Auszeichnung[Bearbeiten]

Werke[Bearbeiten]

  • Alles ist Leben - Feuilletons und Reportagen 1919–1933. Hrsg. und mit einer biographischen Skizze versehen von Dorothea Rein. Neue Kritik, Frankfurt am Main 1984, Neuauflage 2008.
  • Ich hätte zu antworten tage- und nächtelang. Die Briefe von Milena. Hrsg. von Alena Wagnerova. Bollmann, Mannheim 1996.
  • Nad naše síly : Češi, Židé a Němci 1937–1939 : články z týdeníku Přítomnost. Olomouc, Votobia 1997, ISBN 80-7198-233-4.

Literatur[Bearbeiten]

  • Margarete Buber-Neumann: Milena, Kafkas Freundin. Langen Müller, München 1977 u. 4. Aufl. 2000, ISBN 3-7844-1680-2.
  • Mary Hockaday: Kafka, Love and Courage - The Life of Milena Jesenská.
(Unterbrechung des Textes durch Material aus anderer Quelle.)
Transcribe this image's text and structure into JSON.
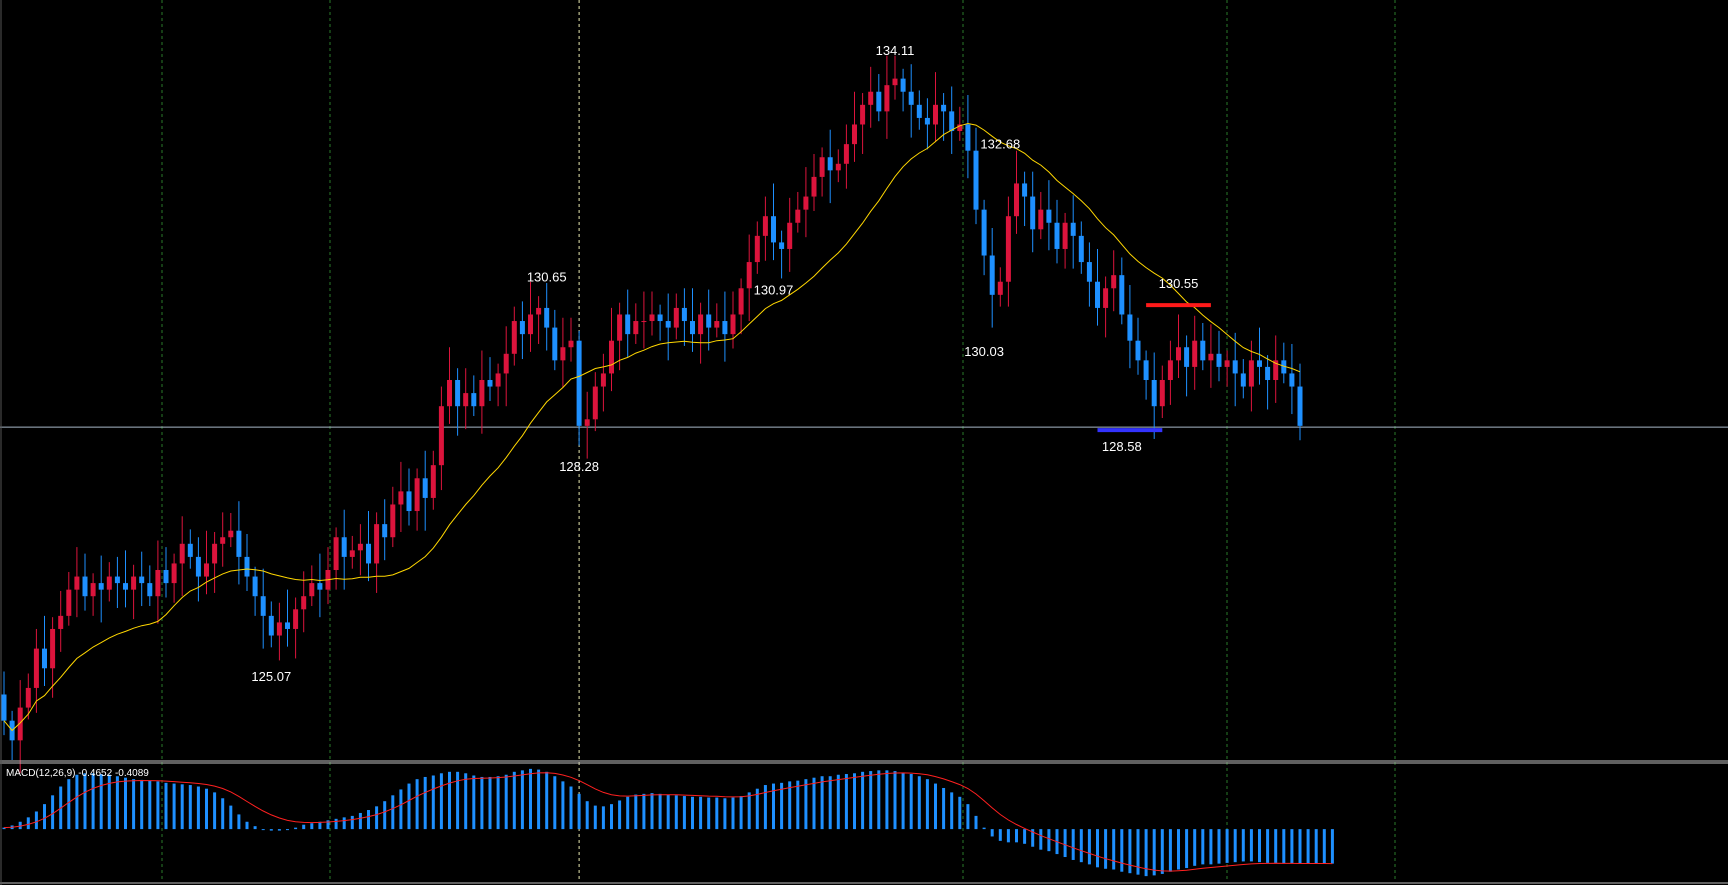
{
  "colors": {
    "background": "#000000",
    "bull": "#dc143c",
    "bear": "#1e90ff",
    "ma_line": "#ffd700",
    "macd_hist": "#1e90ff",
    "macd_signal": "#ff2020",
    "grid_dashed": "#2a7a2a",
    "crosshair": "#e8e8b0",
    "hline": "#a8b8c8",
    "support": "#3333ff",
    "resistance": "#ff1a1a",
    "frame": "#c0c0c0"
  },
  "indicator_label": "MACD(12,26,9) -0.4652 -0.4089",
  "chart_data": {
    "type": "candlestick",
    "price_axis": [
      123.5,
      135.1
    ],
    "horizontal_line": 128.58,
    "annotations": [
      {
        "text": "134.11",
        "value": 134.11,
        "bar": 110
      },
      {
        "text": "132.68",
        "value": 132.68,
        "bar": 123
      },
      {
        "text": "130.65",
        "value": 130.65,
        "bar": 67
      },
      {
        "text": "130.97",
        "value": 130.97,
        "bar": 95
      },
      {
        "text": "130.03",
        "value": 130.03,
        "bar": 121
      },
      {
        "text": "130.55",
        "value": 130.55,
        "bar": 145
      },
      {
        "text": "128.28",
        "value": 128.28,
        "bar": 71
      },
      {
        "text": "128.58",
        "value": 128.58,
        "bar": 138
      },
      {
        "text": "125.07",
        "value": 125.07,
        "bar": 33
      }
    ],
    "support_level": {
      "value": 128.58,
      "from_bar": 135,
      "to_bar": 143
    },
    "resistance_level": {
      "value": 130.55,
      "from_bar": 141,
      "to_bar": 149
    },
    "crosshair_bar": 71,
    "closes": [
      124.1,
      123.8,
      124.3,
      124.6,
      125.2,
      124.9,
      125.5,
      125.7,
      126.1,
      126.3,
      126.0,
      126.2,
      126.1,
      126.3,
      126.2,
      126.1,
      126.3,
      126.2,
      126.0,
      126.4,
      126.2,
      126.5,
      126.8,
      126.6,
      126.3,
      126.5,
      126.8,
      126.9,
      127.0,
      126.6,
      126.3,
      126.0,
      125.7,
      125.4,
      125.6,
      125.5,
      125.8,
      126.0,
      126.2,
      126.1,
      126.4,
      126.9,
      126.6,
      126.7,
      126.8,
      126.5,
      127.1,
      126.9,
      127.4,
      127.6,
      127.3,
      127.8,
      127.5,
      128.0,
      128.9,
      129.3,
      128.9,
      129.1,
      128.9,
      129.3,
      129.2,
      129.4,
      129.7,
      130.2,
      130.0,
      130.3,
      130.4,
      130.1,
      129.6,
      129.8,
      129.9,
      128.6,
      128.7,
      129.2,
      129.4,
      129.9,
      130.3,
      130.0,
      130.2,
      130.2,
      130.3,
      130.2,
      130.1,
      130.4,
      130.2,
      130.0,
      130.3,
      130.1,
      130.2,
      130.0,
      130.3,
      130.7,
      131.1,
      131.5,
      131.8,
      131.4,
      131.3,
      131.7,
      131.9,
      132.1,
      132.4,
      132.7,
      132.5,
      132.6,
      132.9,
      133.2,
      133.5,
      133.7,
      133.4,
      133.8,
      133.9,
      133.7,
      133.5,
      133.3,
      133.2,
      133.5,
      133.4,
      133.1,
      133.2,
      132.8,
      131.9,
      131.2,
      130.6,
      130.8,
      131.8,
      132.3,
      132.1,
      131.6,
      131.9,
      131.7,
      131.3,
      131.7,
      131.5,
      131.1,
      130.8,
      130.4,
      130.7,
      130.9,
      130.3,
      129.9,
      129.6,
      129.3,
      128.9,
      129.3,
      129.6,
      129.8,
      129.5,
      129.9,
      129.6,
      129.7,
      129.5,
      129.6,
      129.4,
      129.2,
      129.6,
      129.5,
      129.3,
      129.6,
      129.4,
      129.2,
      128.6
    ],
    "macd_hist": [
      0.02,
      0.05,
      0.1,
      0.16,
      0.24,
      0.34,
      0.46,
      0.58,
      0.68,
      0.74,
      0.76,
      0.76,
      0.75,
      0.74,
      0.72,
      0.7,
      0.68,
      0.67,
      0.66,
      0.65,
      0.63,
      0.62,
      0.61,
      0.6,
      0.58,
      0.55,
      0.5,
      0.42,
      0.32,
      0.2,
      0.1,
      0.04,
      0.0,
      -0.02,
      -0.02,
      -0.01,
      0.02,
      0.06,
      0.08,
      0.1,
      0.12,
      0.14,
      0.16,
      0.18,
      0.22,
      0.26,
      0.31,
      0.38,
      0.46,
      0.54,
      0.62,
      0.68,
      0.71,
      0.73,
      0.76,
      0.78,
      0.78,
      0.76,
      0.73,
      0.71,
      0.71,
      0.72,
      0.74,
      0.78,
      0.8,
      0.82,
      0.81,
      0.78,
      0.72,
      0.65,
      0.58,
      0.48,
      0.38,
      0.32,
      0.31,
      0.34,
      0.39,
      0.44,
      0.47,
      0.48,
      0.49,
      0.48,
      0.47,
      0.46,
      0.45,
      0.44,
      0.44,
      0.43,
      0.43,
      0.42,
      0.43,
      0.45,
      0.5,
      0.55,
      0.6,
      0.62,
      0.63,
      0.65,
      0.66,
      0.68,
      0.7,
      0.72,
      0.72,
      0.74,
      0.75,
      0.76,
      0.78,
      0.79,
      0.8,
      0.8,
      0.79,
      0.77,
      0.75,
      0.72,
      0.68,
      0.62,
      0.56,
      0.5,
      0.44,
      0.34,
      0.18,
      0.02,
      -0.1,
      -0.16,
      -0.18,
      -0.18,
      -0.2,
      -0.24,
      -0.28,
      -0.3,
      -0.34,
      -0.38,
      -0.42,
      -0.45,
      -0.48,
      -0.52,
      -0.54,
      -0.55,
      -0.58,
      -0.6,
      -0.62,
      -0.64,
      -0.63,
      -0.61,
      -0.58,
      -0.55,
      -0.53,
      -0.5,
      -0.48,
      -0.48,
      -0.47,
      -0.46,
      -0.45,
      -0.44,
      -0.44,
      -0.45,
      -0.46,
      -0.46,
      -0.47,
      -0.47,
      -0.47,
      -0.47,
      -0.47,
      -0.47,
      -0.47
    ],
    "macd_range": [
      -0.72,
      0.9
    ]
  }
}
André Deutsch Verlag, London 1995.
  • Franz Kafka: Briefe an Milena. Frankfurt am Main 1987 (Neuauflage).
  • Steve Sem-Sandberg: Ravensbrück. Roman. Bender, Stockholm 2003, ISBN 91-0-010019-6.
  • Alena Wagnerová: Alle meine Artikel sind Liebesbriefe. Biographie. Bollmann, Mannheim 1994.
  • Margret Steenfatt: Milena Jesenksá. Biographie einer Befreiung. Europäische Verlagsanstalt, Hamburg 2002, ISBN 3-434-50215-7.

Einzelnachweise[Bearbeiten]

  1. Willy Haas: Nachwort. In: Franz Kafka: Briefe an Milena. Fischer, Frankfurt am Main 1952, S. 271.